Сидорчук раздумывал недолго: о чем говорить в штабе? Знакомиться? Но это успеется. Лучше сначала посмотреть, что за оборона, а уж потом говорить о деле, сразу. Комбата можно будет вызвать прямо в роту, если потребуется.
Передний край. На жидких колышках подвешен провод — линия связи с ротой. Наезженная дорога свернула в лес, и теперь под ногами лишь пешеходная тропка. В старой покосившейся рубленой пуне, словно бы осевшей под тяжестью крыши, из-под стрехи пробивался дымок. За пуней, в которой раньше сушили хлеба, виднелись снежные окопчики.
Бойцы и командир роты сидели и лежали возле небольшого костерка, разложенного в яме, чтобы не загорелась солома, прямо снопами настланная на земле.

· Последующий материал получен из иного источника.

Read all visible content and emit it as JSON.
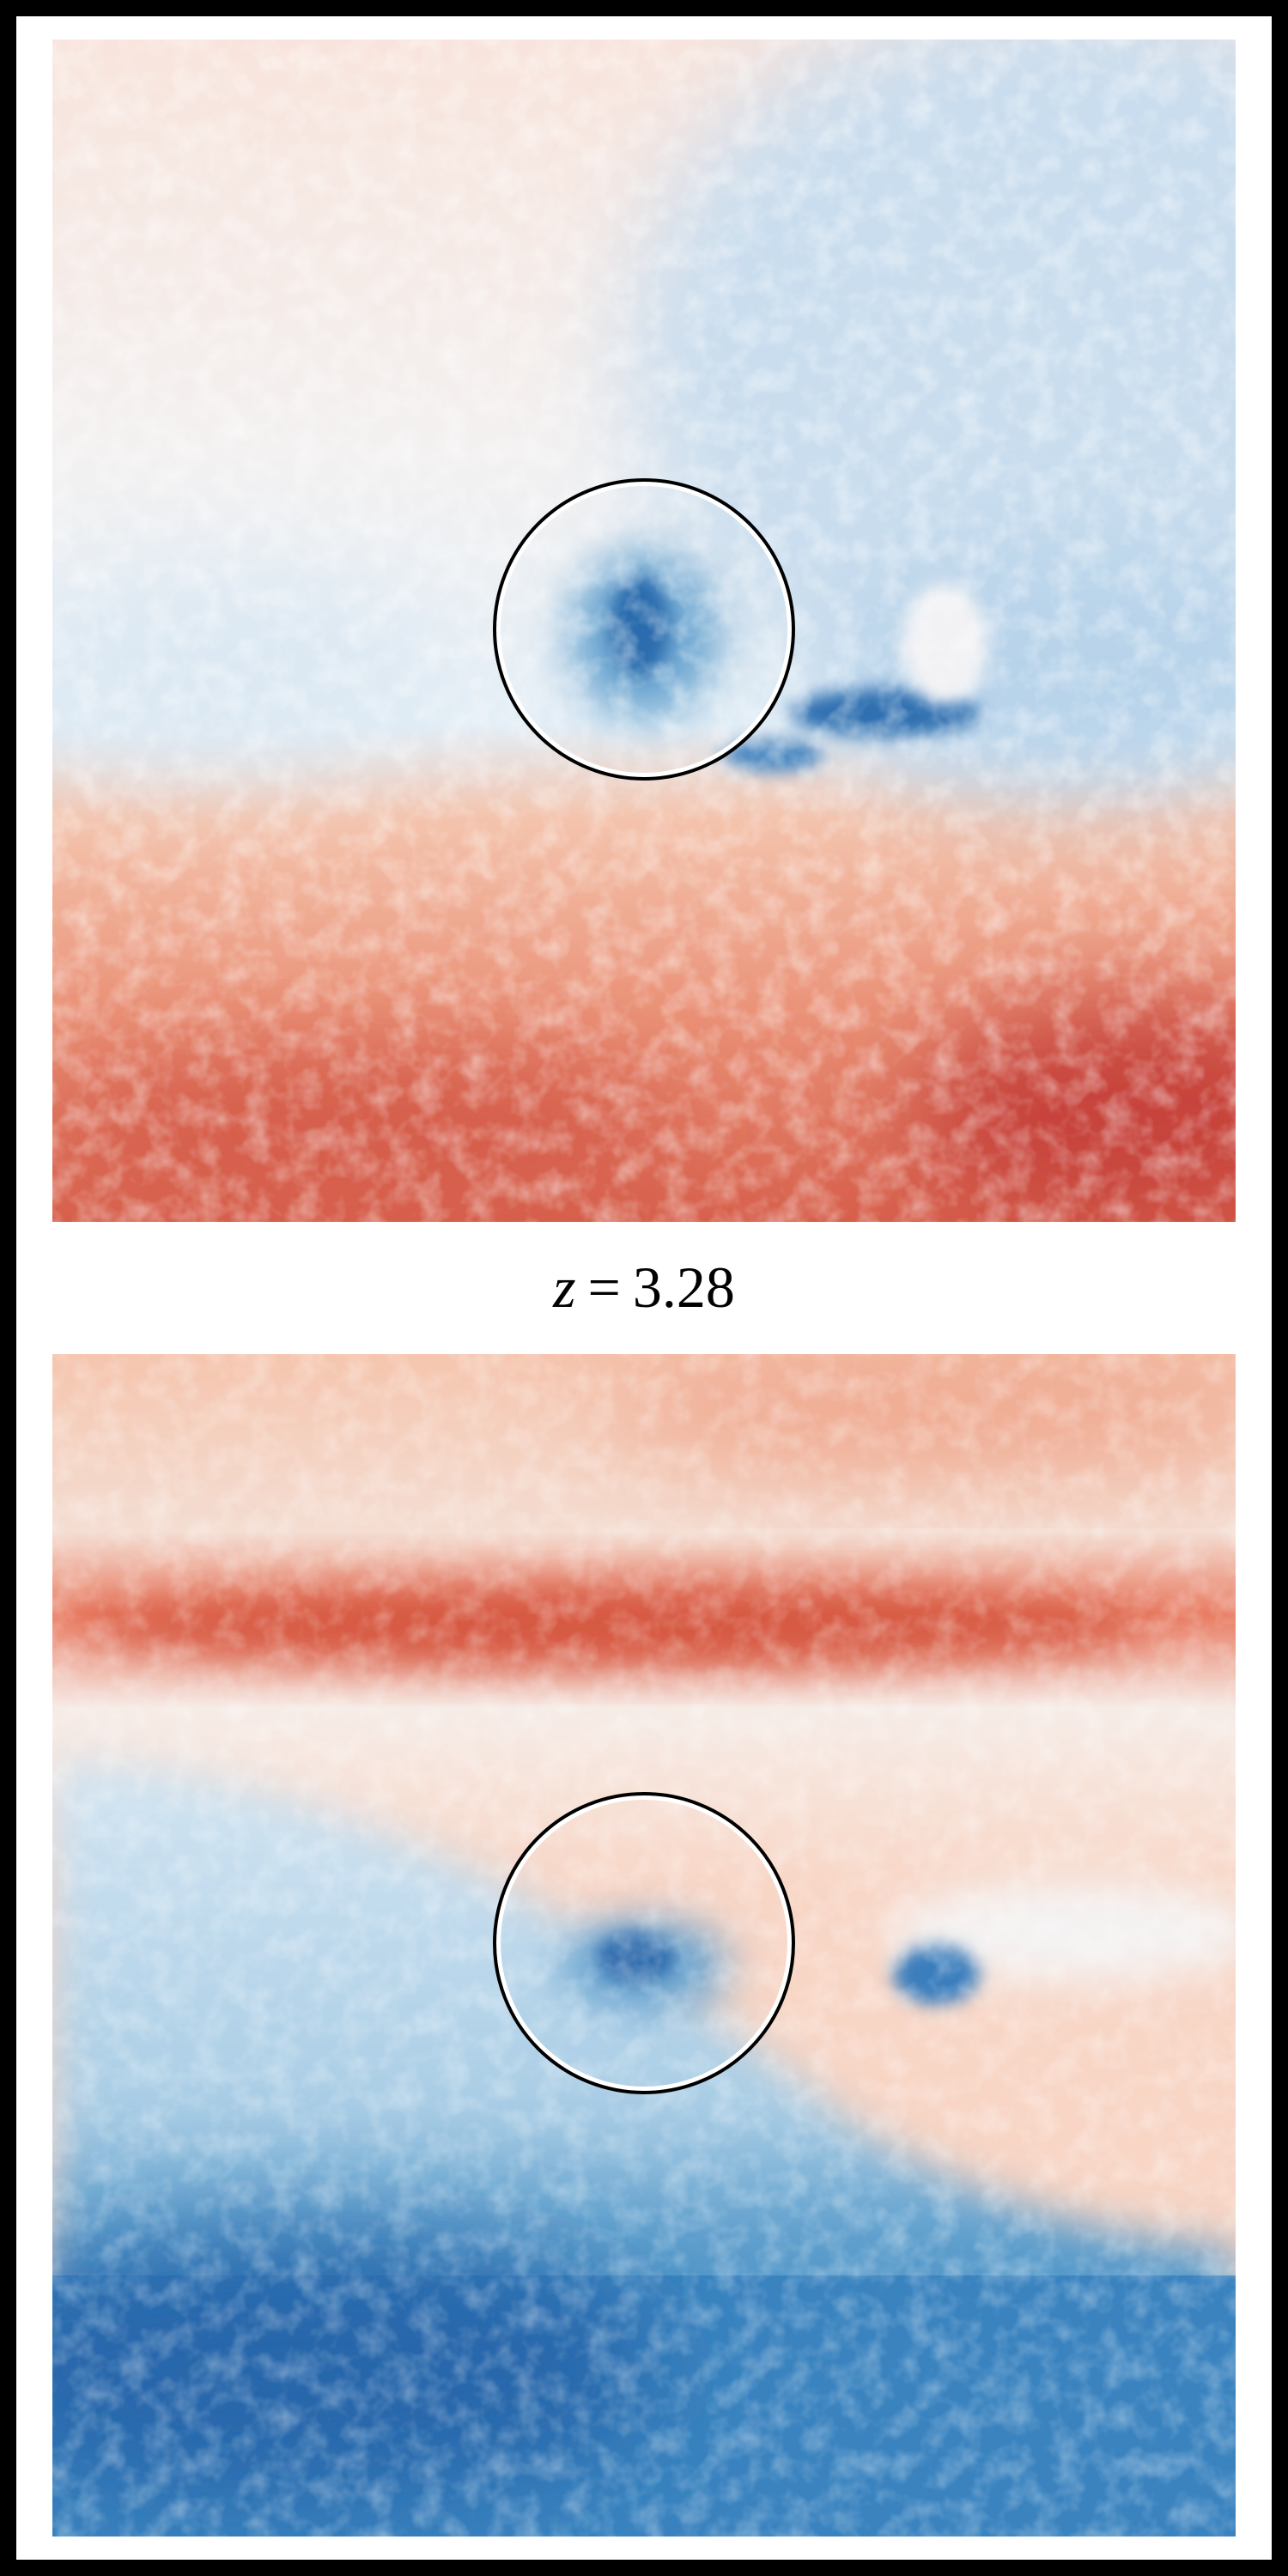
{
  "caption": {
    "variable": "z",
    "relation": "=",
    "value": "3.28"
  }
}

На соломе спали ночами, зарывались в нее, чтоб было теплее, но, видно, она мало спасала от холодов, потому что руки, лица у всех были черные, знать, больше приходилось отсиживаться ночами у костра, чем спать.

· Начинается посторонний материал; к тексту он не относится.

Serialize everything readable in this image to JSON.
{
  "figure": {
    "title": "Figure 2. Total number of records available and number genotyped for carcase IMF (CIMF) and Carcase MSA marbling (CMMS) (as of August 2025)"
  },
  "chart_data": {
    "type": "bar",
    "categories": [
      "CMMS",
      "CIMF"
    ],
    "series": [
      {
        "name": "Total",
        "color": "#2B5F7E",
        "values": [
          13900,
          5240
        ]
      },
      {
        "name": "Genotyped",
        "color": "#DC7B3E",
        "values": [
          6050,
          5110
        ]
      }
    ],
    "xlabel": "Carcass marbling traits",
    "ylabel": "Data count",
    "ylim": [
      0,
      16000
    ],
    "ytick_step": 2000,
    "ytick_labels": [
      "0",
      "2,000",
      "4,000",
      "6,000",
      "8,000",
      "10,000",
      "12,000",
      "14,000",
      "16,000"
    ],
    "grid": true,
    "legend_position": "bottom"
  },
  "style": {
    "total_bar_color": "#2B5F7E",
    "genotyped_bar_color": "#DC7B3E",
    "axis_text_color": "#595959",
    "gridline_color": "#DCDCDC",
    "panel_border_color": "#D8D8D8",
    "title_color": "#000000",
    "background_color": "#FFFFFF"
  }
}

— Так и живете? — спросил Сидорчук командира роты.
— Так, — ответил тот. — Ночью выставляем посты, дежурим у пулемета.
Сидорчук прошелся вдоль окопов, насыпанных из снега, едва прикрывавших бойцов по пояс. Хорошее настроение, с которым шел, гасло, он помрачнел, покусывал губы, но молчал, не выговаривал командиру, хотя был страшно недоволен. И это называется оборона! Сидят у костра, а при первом же артиллерийском или минометном налете брызнут в стороны, кто куда! Разве снежный окопчик защита?
— Сколько у вас лопат? — спросил он.
— Малые шанцевые почти у каждого.
— Что малые! — оборвал лейтенанта Сидорчук. — Много вы малыми сейчас нароете! Вас учили в школе обороне? Что полагается делать ротному, если он поставлен в оборону?
— Полагается строить окопы, заграждения, минировать. Много чего полагается, товарищ подполковник, — раздражаясь в свою очередь, ответил лейтенант. — Земля промерзла, нужны большие лопаты, ломы, а где я их возьму?
— На сколько промерзла?
— Может, на штык или больше…
— Такие вещи надо знать точно, — смягчаясь, сказал Сидорчук. — Будем считать так: обороны пока нет!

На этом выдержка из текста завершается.